Lebih jauh, JK juga mengungkap bahwa Megawati sempat enggan menyetujui pencalonan Jokowi sebagai presiden pada Pilpres 2014, kecuali jika JK bersedia menjadi calon wakil presidennya. "Dua tahun dia menjabat Gubernur DKI, saya tidak ikut campur. Namun, ketika tiba-tiba akan maju sebagai Presiden, saya sempat berpendapat bahwa pengalamannya belum cukup. Tapi Ibu Mega mengatakan kepada saya, beliau tidak akan menandatangani pencalonan jika bukan saya yang menjadi wakilnya," jelas JK.
Megawati, menurut JK, menginginkan dirinya mendampingi Jokowi karena pengalaman yang dimilikinya untuk membimbing. JK yang saat itu berencana pulang kampung ke Makassar, diminta khusus oleh Megawati. "Bukan saya yang meminta, tapi Ibu Mega yang meminta saya untuk mendampingi karena beliau (Jokowi) belum berpengalaman. Jadi, jangan coba-coba.

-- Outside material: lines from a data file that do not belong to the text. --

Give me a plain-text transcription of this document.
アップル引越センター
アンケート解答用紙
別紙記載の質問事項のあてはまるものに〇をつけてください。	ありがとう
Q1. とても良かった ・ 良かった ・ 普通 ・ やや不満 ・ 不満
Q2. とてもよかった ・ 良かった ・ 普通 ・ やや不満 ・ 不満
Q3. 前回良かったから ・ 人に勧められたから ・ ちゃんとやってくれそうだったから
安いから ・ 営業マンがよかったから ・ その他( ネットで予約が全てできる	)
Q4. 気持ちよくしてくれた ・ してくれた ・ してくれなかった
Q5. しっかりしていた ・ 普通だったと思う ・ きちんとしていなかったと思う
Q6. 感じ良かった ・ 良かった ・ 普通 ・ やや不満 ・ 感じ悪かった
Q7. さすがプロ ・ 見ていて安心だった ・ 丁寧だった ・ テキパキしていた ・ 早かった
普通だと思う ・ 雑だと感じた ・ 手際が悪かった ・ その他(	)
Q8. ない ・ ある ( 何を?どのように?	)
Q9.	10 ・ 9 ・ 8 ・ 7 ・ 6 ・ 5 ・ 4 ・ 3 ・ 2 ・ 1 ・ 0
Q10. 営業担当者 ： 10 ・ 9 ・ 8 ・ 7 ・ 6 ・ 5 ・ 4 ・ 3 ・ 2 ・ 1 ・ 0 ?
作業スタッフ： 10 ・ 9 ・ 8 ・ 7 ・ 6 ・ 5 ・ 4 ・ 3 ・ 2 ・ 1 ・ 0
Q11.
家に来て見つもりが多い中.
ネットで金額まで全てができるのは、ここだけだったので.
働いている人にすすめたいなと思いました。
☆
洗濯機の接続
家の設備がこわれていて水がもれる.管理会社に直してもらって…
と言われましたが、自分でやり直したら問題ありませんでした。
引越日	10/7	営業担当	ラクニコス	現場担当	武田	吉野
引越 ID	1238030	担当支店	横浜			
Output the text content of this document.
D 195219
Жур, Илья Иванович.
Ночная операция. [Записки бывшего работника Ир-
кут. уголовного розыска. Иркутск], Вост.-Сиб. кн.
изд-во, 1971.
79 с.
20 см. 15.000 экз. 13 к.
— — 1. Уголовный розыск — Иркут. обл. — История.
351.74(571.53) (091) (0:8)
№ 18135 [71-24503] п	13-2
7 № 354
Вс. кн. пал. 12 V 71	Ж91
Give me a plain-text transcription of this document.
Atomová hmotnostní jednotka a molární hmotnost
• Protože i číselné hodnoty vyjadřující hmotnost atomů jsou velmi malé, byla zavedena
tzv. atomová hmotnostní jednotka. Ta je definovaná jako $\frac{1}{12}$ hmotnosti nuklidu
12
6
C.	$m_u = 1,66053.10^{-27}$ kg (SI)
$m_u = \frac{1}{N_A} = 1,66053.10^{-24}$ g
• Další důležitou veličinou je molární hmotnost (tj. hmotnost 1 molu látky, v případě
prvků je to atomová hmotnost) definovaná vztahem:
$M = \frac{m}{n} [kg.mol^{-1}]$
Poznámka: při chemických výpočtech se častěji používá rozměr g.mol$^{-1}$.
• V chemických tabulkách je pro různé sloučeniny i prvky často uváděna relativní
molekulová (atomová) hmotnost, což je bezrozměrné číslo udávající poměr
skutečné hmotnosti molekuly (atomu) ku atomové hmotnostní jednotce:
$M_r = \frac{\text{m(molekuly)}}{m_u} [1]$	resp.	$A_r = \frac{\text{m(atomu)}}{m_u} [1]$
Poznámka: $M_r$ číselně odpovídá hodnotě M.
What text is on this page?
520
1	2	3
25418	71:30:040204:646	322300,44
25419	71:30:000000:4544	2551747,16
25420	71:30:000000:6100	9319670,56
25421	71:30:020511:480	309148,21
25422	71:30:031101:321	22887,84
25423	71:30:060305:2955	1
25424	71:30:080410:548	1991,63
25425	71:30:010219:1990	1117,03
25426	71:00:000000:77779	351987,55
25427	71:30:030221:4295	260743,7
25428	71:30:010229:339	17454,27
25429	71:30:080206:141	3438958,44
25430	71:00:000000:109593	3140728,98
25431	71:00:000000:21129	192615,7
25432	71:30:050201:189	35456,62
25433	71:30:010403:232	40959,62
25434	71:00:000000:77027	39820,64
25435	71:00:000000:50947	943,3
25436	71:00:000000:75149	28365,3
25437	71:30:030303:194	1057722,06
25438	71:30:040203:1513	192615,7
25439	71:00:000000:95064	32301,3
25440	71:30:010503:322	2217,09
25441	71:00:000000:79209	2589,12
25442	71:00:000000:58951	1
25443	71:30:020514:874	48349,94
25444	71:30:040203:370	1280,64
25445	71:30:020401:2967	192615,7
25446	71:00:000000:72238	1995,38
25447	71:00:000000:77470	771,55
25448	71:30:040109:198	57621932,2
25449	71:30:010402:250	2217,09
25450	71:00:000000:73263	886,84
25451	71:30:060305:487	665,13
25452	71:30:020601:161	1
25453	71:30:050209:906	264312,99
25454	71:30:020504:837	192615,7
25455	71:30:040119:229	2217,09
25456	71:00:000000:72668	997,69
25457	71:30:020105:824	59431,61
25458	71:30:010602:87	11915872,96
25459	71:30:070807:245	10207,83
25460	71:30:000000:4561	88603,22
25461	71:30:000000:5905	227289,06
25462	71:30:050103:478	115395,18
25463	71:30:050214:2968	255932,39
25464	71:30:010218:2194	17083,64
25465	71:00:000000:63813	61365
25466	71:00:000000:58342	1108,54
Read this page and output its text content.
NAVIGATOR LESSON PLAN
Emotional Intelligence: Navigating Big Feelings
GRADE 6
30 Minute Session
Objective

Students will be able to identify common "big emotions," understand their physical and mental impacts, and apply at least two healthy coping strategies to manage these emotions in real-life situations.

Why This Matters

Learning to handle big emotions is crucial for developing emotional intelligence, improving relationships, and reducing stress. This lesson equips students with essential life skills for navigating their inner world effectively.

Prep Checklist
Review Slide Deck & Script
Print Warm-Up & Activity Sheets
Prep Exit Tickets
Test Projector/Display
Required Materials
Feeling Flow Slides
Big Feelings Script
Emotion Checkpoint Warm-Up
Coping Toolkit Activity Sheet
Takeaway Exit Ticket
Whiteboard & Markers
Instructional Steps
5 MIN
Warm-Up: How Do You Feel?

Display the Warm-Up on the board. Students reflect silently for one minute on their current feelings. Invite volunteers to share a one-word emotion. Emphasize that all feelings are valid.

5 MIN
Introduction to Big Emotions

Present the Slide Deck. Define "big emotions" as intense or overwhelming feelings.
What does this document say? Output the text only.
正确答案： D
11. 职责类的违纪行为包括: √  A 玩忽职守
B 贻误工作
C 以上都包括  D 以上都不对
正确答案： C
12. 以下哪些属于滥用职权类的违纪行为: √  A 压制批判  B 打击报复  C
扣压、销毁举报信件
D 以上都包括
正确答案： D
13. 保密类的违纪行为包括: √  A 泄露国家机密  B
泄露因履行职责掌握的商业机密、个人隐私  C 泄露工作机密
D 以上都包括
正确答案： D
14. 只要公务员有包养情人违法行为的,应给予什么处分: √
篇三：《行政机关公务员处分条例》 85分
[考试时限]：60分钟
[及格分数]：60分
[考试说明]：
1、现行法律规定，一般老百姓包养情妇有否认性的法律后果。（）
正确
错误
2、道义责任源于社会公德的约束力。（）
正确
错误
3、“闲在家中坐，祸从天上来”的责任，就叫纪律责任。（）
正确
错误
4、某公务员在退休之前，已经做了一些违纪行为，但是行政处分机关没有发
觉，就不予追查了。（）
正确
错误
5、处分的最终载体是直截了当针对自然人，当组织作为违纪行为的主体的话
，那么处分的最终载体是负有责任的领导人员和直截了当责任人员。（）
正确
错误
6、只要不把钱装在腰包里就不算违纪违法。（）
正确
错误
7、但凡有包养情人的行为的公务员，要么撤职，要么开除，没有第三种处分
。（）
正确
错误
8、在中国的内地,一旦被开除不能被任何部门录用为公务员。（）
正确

Sampaikan pada semua buzzer itu, dia tidak akan menjadi Gubernur kalau bukan karena saya," pungkas JK, menegaskan kembali klaimnya.
Pasangan Jokowi-JK akhirnya memenangkan Pilpres 2014, mengalahkan Prabowo Subianto-Hatta Rajasa, dan memimpin Indonesia hingga 2019. Pada Pilpres 2019, JK tidak lagi maju, sementara Jokowi berpasangan dengan Ma’ruf Amin dan kembali memenangkan kontestasi melawan Prabowo-Sandiaga Uno. Dinamika politik berlanjut hingga Pilpres 2024, di mana Prabowo Subianto, yang kemudian menjadi Menteri Pertahanan di era Jokowi, berpasangan dengan putra sulung Jokowi, Gibran Rakabuming Raka, dan berhasil memenangkan pemilihan presiden.